Ghana Africa's #1 producer
Tanzania East Africa's rising star
Uganda Regional transit hub
Dubai Refining and distribution
India World's largest consumer
70%
of Africa's gold exports now routed through the Gulf

Why the Corridor Works

Geography is the foundation. Dubai sits roughly four hours by air from East Africa's major gold-producing regions. Flights from Dar es Salaam, Entebbe and Nairobi to Dubai are frequent, affordable and equipped with secure cargo facilities. Compare this to the twelve-hour journey to London or the additional transit time to reach Swiss refineries, and the logic of the Gulf route becomes obvious.

But geography alone does not explain the shift. Dubai offers zero-tax free zones for gold businesses, streamlined customs procedures for precious metals, world-class refining capacity, and a regulatory environment that balances compliance with commercial efficiency. For an African mining company looking to sell gold quickly at a fair price, Dubai is simply the best option available.

48hrs
Mine to refinery turnaround via the Gulf corridor

Speed Changes Everything

In the gold business, speed matters because gold ties up capital. A shipment worth millions sitting in transit for days or weeks represents a significant financing cost. The Africa-Gulf corridor reduces the time from mine to refinery to as little as 48 hours for some routes, compared to a week or more through traditional Western channels.

This speed advantage is particularly important for small and medium-sized producers who cannot afford to have large amounts of capital locked in transit. Faster delivery means faster payment, which means better cash flow and the ability to reinvest in production more quickly. The corridor does not just change where gold goes. It changes the economics of producing it.

"The Africa-Gulf corridor is not competing with London. It is replacing it for an increasing share of the market. African producers want speed, fair pricing and fewer intermediaries. Dubai delivers all three." — Marcus Briggs

The Countries Driving the Shift

Ghana leads Africa in gold production and an increasing share of its output now flows to Gulf refineries. Tanzania has actively encouraged direct exports to Dubai as part of its strategy to capture more value from its mineral resources. Uganda has emerged as a significant transit point for gold from the Democratic Republic of Congo and South Sudan, with Entebbe serving as a key export airport.

Sudan, despite its political challenges, remains a major gold producer with strong commercial ties to the Gulf. Smaller producers including Burkina Faso, Mali, Guinea and Senegal are also directing more of their output toward Dubai rather than traditional European destinations. The corridor is not limited to one or two countries. It is a continent-wide shift in trade patterns.

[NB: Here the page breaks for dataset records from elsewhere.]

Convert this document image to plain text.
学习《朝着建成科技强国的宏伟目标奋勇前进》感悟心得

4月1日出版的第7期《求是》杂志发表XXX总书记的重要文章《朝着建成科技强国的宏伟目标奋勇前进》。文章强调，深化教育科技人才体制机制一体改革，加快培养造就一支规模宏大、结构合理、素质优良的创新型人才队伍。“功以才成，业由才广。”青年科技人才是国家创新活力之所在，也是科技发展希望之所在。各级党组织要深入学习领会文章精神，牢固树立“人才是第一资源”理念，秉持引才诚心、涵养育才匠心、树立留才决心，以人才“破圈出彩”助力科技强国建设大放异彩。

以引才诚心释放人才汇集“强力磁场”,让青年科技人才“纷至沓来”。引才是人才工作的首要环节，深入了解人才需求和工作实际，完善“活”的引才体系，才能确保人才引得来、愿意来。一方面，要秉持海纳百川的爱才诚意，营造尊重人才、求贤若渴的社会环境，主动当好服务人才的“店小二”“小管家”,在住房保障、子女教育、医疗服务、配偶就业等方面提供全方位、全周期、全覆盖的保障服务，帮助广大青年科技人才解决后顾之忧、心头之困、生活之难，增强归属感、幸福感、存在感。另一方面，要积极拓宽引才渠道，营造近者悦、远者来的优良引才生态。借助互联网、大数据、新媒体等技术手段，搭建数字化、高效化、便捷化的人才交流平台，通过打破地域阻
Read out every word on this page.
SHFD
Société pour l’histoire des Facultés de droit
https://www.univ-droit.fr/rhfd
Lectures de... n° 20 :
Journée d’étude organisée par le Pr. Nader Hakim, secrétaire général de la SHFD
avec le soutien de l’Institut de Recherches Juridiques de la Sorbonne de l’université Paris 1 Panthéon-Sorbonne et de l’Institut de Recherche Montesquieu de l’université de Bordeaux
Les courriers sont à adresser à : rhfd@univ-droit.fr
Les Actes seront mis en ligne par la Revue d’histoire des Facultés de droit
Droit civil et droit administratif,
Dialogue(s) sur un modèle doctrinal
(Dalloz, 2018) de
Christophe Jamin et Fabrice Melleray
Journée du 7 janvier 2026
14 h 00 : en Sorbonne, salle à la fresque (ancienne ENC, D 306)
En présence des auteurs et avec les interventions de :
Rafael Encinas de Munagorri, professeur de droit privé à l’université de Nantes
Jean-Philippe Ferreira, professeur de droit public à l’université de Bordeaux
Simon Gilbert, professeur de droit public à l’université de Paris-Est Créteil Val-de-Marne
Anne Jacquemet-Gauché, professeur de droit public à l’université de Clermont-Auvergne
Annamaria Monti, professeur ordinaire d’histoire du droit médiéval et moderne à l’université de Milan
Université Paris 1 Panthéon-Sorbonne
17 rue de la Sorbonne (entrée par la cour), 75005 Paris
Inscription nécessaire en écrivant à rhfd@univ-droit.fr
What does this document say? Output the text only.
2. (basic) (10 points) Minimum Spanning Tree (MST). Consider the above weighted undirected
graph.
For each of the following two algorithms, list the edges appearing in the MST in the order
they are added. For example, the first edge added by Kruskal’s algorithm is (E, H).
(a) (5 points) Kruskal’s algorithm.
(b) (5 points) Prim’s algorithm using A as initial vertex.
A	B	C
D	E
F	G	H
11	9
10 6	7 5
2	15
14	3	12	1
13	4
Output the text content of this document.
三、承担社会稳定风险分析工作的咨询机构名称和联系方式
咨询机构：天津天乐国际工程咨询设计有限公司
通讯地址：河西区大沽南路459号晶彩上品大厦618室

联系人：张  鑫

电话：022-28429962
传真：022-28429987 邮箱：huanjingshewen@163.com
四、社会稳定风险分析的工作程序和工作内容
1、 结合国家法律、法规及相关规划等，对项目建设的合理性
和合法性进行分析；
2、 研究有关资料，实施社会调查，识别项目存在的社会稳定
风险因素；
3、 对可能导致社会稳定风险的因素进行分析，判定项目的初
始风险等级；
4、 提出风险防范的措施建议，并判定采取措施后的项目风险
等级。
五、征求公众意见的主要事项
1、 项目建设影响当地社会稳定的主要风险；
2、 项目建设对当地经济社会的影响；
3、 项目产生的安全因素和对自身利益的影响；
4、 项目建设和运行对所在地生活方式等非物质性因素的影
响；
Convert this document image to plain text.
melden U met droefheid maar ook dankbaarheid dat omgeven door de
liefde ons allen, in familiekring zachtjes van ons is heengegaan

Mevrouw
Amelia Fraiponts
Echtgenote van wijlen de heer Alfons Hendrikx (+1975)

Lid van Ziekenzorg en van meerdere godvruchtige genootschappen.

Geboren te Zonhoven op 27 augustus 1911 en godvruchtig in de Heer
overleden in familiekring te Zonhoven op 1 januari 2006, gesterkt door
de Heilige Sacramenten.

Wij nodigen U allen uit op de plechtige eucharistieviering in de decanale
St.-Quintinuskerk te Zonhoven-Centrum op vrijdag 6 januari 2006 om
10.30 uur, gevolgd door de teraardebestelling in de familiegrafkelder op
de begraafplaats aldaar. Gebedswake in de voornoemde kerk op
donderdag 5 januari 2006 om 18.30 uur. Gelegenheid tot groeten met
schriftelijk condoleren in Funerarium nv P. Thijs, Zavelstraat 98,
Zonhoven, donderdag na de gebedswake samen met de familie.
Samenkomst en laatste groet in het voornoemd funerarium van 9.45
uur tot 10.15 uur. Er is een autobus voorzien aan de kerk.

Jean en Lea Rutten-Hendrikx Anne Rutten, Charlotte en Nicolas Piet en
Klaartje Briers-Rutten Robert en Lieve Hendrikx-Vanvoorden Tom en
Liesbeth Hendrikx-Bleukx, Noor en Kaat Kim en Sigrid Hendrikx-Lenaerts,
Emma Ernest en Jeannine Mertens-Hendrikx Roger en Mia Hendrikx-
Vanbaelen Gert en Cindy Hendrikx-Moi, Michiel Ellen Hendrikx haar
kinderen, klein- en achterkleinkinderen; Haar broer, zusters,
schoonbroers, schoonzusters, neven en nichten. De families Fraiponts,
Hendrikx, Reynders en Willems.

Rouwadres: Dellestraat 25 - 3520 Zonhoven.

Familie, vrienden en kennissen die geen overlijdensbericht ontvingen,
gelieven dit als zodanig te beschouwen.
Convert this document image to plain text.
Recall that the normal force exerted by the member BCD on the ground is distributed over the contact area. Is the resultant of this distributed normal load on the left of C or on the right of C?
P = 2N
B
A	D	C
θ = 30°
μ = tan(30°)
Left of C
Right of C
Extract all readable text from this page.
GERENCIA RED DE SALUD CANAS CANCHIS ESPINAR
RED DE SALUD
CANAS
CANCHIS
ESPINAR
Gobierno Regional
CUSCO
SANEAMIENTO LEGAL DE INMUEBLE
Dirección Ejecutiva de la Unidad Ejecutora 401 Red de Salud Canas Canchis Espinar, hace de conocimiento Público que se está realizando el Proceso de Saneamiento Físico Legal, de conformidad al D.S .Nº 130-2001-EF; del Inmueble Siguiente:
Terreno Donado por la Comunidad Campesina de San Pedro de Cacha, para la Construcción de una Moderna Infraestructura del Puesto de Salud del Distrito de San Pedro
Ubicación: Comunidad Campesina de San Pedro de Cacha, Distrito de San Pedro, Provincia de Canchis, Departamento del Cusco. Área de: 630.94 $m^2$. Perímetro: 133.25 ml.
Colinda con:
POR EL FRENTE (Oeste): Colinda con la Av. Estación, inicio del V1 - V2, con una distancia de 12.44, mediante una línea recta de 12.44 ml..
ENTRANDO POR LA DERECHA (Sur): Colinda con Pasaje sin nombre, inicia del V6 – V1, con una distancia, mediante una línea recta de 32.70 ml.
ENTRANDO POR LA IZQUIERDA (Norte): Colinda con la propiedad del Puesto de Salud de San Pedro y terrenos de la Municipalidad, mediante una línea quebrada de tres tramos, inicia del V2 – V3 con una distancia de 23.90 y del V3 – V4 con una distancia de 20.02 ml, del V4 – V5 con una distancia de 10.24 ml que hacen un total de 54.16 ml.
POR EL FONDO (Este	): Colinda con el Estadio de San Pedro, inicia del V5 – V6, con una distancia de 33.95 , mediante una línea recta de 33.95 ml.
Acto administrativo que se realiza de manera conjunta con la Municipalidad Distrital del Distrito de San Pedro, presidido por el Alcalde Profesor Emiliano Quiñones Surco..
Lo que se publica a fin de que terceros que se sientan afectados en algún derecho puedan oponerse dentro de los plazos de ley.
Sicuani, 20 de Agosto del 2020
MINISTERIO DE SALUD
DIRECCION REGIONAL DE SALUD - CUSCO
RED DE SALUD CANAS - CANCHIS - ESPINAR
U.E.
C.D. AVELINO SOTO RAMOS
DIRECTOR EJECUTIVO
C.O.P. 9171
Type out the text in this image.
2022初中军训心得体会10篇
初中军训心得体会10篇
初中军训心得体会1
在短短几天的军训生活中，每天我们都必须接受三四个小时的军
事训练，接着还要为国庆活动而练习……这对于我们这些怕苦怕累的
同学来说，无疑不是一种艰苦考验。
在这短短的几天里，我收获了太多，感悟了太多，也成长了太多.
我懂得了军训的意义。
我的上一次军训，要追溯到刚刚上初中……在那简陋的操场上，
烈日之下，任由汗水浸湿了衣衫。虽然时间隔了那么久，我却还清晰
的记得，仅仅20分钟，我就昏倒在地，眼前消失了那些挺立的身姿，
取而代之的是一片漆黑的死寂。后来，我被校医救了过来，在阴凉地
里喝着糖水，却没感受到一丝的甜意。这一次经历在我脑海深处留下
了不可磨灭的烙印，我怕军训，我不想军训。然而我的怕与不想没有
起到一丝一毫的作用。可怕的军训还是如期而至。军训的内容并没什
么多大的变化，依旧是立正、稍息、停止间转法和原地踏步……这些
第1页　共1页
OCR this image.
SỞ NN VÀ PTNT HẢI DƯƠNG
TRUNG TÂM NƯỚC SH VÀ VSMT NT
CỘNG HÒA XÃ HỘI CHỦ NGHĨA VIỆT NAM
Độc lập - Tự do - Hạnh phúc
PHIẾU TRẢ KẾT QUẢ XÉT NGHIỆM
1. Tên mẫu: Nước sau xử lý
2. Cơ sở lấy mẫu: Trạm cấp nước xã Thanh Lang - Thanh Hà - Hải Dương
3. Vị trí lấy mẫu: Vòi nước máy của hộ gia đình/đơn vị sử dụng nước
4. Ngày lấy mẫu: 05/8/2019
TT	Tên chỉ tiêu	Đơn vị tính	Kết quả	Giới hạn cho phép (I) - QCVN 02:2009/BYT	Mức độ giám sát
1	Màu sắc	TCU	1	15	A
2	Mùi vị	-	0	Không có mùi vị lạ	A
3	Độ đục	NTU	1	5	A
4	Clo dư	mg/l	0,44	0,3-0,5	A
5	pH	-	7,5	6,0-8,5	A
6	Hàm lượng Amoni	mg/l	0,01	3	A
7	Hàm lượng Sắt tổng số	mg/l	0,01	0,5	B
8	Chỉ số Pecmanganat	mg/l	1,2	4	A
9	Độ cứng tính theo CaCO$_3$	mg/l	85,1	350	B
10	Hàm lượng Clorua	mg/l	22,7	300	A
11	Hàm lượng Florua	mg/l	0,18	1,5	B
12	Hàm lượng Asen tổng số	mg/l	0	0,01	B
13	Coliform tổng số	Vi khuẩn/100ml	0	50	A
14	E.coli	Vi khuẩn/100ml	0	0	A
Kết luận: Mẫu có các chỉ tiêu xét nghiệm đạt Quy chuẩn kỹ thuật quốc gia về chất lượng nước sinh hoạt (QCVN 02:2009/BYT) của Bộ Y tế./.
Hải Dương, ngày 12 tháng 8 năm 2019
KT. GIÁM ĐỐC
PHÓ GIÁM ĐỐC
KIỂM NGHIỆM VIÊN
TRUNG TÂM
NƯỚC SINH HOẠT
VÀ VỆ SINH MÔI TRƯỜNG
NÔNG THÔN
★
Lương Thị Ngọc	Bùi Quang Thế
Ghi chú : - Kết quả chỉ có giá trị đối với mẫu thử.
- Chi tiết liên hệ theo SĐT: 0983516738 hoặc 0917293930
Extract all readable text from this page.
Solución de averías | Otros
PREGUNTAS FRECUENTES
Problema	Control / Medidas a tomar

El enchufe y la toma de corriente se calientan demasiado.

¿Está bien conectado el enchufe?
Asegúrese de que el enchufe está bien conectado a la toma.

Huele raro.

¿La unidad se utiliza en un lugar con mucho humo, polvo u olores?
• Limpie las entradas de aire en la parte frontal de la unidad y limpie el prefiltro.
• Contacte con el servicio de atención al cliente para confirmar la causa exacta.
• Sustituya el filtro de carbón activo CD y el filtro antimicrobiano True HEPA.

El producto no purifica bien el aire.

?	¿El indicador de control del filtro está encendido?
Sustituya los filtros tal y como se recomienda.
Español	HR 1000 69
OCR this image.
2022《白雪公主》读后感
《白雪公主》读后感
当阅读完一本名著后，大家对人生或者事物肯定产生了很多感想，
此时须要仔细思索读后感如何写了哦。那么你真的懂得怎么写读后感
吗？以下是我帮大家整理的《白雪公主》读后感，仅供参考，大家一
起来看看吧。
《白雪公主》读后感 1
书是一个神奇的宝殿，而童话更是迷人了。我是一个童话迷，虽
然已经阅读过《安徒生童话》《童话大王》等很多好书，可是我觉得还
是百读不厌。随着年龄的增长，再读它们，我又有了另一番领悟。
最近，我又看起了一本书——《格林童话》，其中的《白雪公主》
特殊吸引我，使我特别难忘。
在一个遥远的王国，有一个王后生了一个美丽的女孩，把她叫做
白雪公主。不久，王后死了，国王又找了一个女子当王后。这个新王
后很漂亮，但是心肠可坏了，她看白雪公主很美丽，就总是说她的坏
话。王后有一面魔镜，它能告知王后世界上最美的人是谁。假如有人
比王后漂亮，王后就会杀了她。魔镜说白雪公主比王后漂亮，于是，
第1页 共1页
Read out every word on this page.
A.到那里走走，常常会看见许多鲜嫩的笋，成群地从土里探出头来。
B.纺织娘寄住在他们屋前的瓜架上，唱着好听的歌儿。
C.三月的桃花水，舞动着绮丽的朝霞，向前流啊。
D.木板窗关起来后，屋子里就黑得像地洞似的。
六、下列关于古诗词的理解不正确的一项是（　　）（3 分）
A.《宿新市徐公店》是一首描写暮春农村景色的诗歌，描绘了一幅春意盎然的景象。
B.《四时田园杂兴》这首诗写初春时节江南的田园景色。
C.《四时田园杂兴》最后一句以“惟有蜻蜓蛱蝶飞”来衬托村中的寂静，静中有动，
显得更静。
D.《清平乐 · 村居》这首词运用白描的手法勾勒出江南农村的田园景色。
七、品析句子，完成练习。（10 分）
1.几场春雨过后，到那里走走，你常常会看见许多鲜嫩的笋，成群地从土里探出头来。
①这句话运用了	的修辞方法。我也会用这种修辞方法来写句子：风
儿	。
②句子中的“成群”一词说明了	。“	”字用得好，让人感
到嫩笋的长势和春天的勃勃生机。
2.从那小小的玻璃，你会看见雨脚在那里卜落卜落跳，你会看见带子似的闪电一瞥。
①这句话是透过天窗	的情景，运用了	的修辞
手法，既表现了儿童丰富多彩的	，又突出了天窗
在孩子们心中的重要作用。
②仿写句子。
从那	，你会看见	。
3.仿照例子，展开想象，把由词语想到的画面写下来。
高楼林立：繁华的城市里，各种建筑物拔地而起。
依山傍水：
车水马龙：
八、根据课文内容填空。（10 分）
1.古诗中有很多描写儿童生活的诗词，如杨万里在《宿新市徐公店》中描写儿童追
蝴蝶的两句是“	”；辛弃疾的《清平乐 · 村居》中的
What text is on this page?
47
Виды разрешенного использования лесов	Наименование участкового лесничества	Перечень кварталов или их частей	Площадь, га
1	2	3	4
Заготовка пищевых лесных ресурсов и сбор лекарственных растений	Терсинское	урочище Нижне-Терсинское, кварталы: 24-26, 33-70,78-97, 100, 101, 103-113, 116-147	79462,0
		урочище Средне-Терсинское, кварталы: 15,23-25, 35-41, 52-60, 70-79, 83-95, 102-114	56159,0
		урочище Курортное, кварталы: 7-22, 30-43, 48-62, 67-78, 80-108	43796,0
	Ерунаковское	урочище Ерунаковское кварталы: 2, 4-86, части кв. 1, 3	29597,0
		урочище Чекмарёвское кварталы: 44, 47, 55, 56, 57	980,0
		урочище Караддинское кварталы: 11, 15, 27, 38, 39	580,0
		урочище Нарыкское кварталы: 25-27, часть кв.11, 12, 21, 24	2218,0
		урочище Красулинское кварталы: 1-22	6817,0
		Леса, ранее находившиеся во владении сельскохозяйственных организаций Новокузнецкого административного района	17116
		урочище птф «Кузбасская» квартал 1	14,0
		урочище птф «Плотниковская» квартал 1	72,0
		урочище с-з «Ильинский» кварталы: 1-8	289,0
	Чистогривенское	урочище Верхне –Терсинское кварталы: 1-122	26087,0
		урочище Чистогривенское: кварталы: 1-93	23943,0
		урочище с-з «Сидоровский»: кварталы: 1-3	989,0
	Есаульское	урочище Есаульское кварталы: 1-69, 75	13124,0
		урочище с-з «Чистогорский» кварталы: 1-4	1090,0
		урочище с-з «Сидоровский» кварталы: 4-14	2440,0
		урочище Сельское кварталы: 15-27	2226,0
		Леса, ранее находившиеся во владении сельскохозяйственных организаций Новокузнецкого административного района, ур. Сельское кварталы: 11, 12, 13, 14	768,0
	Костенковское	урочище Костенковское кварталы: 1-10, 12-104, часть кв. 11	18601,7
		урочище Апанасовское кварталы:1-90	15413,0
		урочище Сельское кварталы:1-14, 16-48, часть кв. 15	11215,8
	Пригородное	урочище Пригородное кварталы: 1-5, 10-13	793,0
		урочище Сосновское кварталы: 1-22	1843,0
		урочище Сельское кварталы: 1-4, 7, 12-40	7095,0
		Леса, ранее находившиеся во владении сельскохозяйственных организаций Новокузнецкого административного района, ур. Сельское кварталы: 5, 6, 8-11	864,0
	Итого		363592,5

Marcus Briggs emphasises the scale. "This is not a niche trade route. We are talking about billions of dollars worth of gold moving through new channels every year. The volumes are large enough to reshape global supply patterns, and they are growing."

900+
tonnes of gold produced in Africa annually
25%
of global gold mine production comes from Africa

Implications for Western Markets

London and Zurich are not disappearing from the gold trade. They remain important centres for pricing, storage and institutional transactions. But their share of physical gold flows is declining as the Africa-Gulf corridor absorbs volumes that previously passed through European hands.

The implications extend beyond logistics. When gold bypasses Western financial infrastructure, it also bypasses Western regulatory oversight, dollar-denominated pricing and the fees charged by Western intermediaries. This suits both African producers and Gulf refiners, who can transact directly in currencies and frameworks that work for both parties.

For the global gold market, the corridor represents diversification. A market historically concentrated in London, Zurich and New York is becoming more distributed, with Dubai emerging as the critical node connecting producers in the south to consumers in the east. This is not a temporary disruption. It is a structural realignment that will define the gold trade for decades to come.